Right tool for the job at hand is my take, and what we have here from vmware is quite simply something that may well be the right tool for *many* folks that want to reduce costs, and improve their working environments.
"Visio I *personally* have not found a *decent* replacement for - but that may again be a learning curve and *I* may be being stubborn."
No, there's no good substitute. There are a few SaaS apps that are browser delivered that are getting close, however, they are likely still a year or two away from "good enough".
"linux sucks as a desktop"
Quite right. But then, so does Windows 8, and Windows 10 isn't really all that great either. The real issue is "are the apps i need available?" Right now, the answer for most SMBs exploring Linux is - surprisingly - "yes". Enterprises will not get the same answer to that question.

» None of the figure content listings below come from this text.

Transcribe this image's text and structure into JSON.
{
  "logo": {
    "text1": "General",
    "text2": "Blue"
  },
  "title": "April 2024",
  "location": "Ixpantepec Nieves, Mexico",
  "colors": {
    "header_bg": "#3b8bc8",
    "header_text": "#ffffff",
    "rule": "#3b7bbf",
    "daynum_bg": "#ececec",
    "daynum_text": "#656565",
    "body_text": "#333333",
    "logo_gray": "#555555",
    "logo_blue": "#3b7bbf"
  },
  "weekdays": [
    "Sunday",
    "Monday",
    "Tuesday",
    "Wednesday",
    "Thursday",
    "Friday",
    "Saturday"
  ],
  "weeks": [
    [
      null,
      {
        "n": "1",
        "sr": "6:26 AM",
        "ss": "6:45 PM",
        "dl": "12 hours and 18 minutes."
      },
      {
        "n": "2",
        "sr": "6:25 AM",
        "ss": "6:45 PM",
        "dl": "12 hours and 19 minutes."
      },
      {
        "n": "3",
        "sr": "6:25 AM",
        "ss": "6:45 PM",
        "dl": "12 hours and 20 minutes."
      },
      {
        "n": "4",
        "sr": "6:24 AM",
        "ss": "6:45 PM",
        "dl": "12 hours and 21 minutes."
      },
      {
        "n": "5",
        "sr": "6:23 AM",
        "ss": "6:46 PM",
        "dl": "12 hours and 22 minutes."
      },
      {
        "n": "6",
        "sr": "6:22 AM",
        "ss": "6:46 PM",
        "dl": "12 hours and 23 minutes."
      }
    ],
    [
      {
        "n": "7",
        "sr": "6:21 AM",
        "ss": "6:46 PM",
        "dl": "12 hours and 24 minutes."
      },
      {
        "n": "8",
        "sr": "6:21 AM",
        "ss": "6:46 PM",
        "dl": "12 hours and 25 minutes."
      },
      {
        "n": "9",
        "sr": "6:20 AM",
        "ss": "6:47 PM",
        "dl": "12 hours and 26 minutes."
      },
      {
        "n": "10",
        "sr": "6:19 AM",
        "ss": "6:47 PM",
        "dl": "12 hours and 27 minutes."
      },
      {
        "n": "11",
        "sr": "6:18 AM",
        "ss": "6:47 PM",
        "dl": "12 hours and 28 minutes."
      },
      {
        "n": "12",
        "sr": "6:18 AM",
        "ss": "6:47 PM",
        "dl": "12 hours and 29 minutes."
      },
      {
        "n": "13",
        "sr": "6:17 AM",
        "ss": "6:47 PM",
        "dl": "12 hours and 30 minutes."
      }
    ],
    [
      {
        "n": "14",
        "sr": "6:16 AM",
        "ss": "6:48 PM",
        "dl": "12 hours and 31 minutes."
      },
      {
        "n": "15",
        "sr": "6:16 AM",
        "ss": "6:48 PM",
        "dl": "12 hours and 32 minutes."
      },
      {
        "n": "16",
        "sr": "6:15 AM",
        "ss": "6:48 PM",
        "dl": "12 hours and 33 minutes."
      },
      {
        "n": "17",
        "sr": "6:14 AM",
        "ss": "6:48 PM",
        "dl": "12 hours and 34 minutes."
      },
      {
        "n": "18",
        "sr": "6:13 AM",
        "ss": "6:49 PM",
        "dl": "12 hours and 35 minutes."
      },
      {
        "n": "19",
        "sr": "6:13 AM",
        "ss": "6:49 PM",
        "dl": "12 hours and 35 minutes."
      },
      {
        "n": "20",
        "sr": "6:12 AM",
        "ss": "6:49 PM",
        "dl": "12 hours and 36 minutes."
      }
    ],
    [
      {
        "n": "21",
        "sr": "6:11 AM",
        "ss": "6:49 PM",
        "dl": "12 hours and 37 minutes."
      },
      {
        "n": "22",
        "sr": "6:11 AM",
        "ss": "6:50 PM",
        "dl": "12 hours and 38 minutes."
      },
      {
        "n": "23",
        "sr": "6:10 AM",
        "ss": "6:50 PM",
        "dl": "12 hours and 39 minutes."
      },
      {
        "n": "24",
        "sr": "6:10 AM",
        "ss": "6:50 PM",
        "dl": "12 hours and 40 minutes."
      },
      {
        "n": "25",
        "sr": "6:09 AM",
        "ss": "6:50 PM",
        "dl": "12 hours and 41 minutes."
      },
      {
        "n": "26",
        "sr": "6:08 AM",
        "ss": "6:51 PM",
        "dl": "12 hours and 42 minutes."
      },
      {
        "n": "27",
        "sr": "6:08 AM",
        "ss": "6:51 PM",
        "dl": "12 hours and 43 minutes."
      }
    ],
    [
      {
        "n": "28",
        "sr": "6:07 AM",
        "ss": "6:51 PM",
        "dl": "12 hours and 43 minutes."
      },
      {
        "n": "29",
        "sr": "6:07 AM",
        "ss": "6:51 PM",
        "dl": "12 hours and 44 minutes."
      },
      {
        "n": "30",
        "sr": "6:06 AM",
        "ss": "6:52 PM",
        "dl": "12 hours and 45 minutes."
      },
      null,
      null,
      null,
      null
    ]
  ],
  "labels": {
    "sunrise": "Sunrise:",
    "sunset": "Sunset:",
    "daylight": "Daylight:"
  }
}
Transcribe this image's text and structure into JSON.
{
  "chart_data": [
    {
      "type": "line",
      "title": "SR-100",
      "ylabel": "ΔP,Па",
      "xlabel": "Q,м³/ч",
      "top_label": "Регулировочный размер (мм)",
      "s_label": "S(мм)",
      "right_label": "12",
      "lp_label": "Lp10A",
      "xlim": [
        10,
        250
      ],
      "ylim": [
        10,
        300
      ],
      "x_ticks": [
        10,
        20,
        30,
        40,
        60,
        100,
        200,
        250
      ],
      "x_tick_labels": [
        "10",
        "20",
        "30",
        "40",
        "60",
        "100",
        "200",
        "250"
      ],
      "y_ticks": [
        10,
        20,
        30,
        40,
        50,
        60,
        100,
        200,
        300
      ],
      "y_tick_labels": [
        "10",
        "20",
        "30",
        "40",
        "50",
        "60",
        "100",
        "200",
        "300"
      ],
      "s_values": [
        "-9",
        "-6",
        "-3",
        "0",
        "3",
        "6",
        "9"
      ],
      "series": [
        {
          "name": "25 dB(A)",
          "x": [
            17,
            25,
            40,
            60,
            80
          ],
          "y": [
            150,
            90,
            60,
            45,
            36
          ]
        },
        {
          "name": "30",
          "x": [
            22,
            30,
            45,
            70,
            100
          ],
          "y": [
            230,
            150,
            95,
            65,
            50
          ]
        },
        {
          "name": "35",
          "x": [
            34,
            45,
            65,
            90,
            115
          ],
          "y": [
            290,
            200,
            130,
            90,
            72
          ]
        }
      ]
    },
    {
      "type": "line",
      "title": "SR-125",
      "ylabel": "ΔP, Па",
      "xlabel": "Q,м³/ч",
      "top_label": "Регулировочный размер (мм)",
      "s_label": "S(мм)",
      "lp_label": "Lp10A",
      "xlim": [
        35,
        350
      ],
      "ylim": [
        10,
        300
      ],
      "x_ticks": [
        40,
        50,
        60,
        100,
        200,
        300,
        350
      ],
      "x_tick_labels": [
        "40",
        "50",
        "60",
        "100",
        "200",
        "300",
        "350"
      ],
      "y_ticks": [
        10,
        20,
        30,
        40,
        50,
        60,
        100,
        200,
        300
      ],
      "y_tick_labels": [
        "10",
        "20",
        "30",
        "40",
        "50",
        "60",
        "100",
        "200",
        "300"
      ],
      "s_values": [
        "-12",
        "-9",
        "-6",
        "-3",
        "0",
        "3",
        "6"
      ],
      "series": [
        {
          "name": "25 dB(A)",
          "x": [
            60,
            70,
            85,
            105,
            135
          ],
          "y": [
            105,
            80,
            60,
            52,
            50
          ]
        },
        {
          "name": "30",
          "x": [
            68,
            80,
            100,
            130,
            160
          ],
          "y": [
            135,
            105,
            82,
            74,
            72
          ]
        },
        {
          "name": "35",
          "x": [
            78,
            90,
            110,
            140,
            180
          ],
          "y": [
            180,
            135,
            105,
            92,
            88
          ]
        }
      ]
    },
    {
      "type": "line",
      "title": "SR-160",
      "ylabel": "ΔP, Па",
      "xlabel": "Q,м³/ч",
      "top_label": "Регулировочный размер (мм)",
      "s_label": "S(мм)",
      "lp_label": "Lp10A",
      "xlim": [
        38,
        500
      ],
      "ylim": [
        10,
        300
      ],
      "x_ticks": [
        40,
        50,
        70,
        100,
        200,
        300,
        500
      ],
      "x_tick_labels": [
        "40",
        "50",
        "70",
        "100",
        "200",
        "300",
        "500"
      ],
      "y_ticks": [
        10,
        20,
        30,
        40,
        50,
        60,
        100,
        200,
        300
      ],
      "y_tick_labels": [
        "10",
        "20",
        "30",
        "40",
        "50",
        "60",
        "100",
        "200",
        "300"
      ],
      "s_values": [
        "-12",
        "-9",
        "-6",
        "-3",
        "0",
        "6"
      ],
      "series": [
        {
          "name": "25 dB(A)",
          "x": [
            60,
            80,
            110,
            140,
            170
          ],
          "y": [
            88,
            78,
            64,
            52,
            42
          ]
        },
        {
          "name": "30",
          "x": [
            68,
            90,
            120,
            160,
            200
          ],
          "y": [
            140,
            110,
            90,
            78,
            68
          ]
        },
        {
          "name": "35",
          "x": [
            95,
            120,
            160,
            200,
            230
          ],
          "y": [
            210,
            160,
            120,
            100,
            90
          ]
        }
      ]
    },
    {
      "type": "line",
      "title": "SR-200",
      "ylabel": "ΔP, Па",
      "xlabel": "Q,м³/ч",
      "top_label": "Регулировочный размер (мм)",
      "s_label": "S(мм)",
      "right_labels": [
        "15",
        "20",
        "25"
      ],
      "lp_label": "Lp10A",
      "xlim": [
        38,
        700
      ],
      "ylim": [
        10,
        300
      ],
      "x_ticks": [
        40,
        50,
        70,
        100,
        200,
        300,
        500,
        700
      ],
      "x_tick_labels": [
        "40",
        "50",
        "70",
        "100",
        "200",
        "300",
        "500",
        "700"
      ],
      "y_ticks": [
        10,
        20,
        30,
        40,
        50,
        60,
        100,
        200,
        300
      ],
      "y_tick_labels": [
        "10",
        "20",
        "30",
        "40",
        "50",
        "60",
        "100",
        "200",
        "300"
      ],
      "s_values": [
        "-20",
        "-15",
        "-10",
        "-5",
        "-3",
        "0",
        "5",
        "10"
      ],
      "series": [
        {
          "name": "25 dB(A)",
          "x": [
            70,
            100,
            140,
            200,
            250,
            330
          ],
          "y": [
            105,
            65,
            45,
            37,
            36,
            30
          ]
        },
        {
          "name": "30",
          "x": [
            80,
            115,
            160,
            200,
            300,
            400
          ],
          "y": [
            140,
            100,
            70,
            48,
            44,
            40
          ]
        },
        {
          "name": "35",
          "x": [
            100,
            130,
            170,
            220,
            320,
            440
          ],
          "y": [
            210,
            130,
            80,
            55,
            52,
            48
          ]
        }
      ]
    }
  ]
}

Fast forward a few years. X11 will have been replaced by Weyland/Weston in production and available as a first class display system in enterprise Linux environments. This will have FreeRDP server baked right in to the display layer, offering full remote access as good as anything Microsoft delivers.
The Gnome team have - after years of acrimony - found their own asses, KDE shows faint hopes of maybe one day being able to find theirs, XFCE has seen a surge of development and both Mate and Cinnamon have exploded in uptake and development.
Red Hat is pouring muchos money into making sure that if your application runs on Windows it will run on Red Hat. You'll be able to make your Linux behave however you want. Application developers are increasingly embracing OSX and/or Android, both of which make the jump to Linux trivial.
Perhaps most critically, Microsoft doesn't really seem all that interested in making a desktop environments that's actually good anymore, they're only interested in making one that is passable enough that enterprises might consider migrating.
So just as Windows 7 is about to turn into a pumpkin Linux looks set to have it's shit together. Will Microsoft?
Today, Microsoft is the dominant player, but they have nowhere to go but down. Linux's adoption is so low any upward gain at all is a victory.
So, as you say, "right tool for the job at hand". And if you've two tools to hand, both capable, pick the one that costs less and you can trust more. It's up to you, the customer, to decide which that is for any given workload.
I have worked with Lotus Notes for a couple of years and liked it overall. It is very different from Outlook and Thunderbird but it has its strong points.
Being written in Java is more of an advantage than a negative. You run the exact same software on all different platforms, no annoying differences like Office on Windows and Mac. Moreover, JVMs are pretty fast nowadays and Lotus Notes is typically started once a day so Java's cold-start issue is not very visible. I use several mid/big Java apps daily (like FreeMind, yEd and they work OK.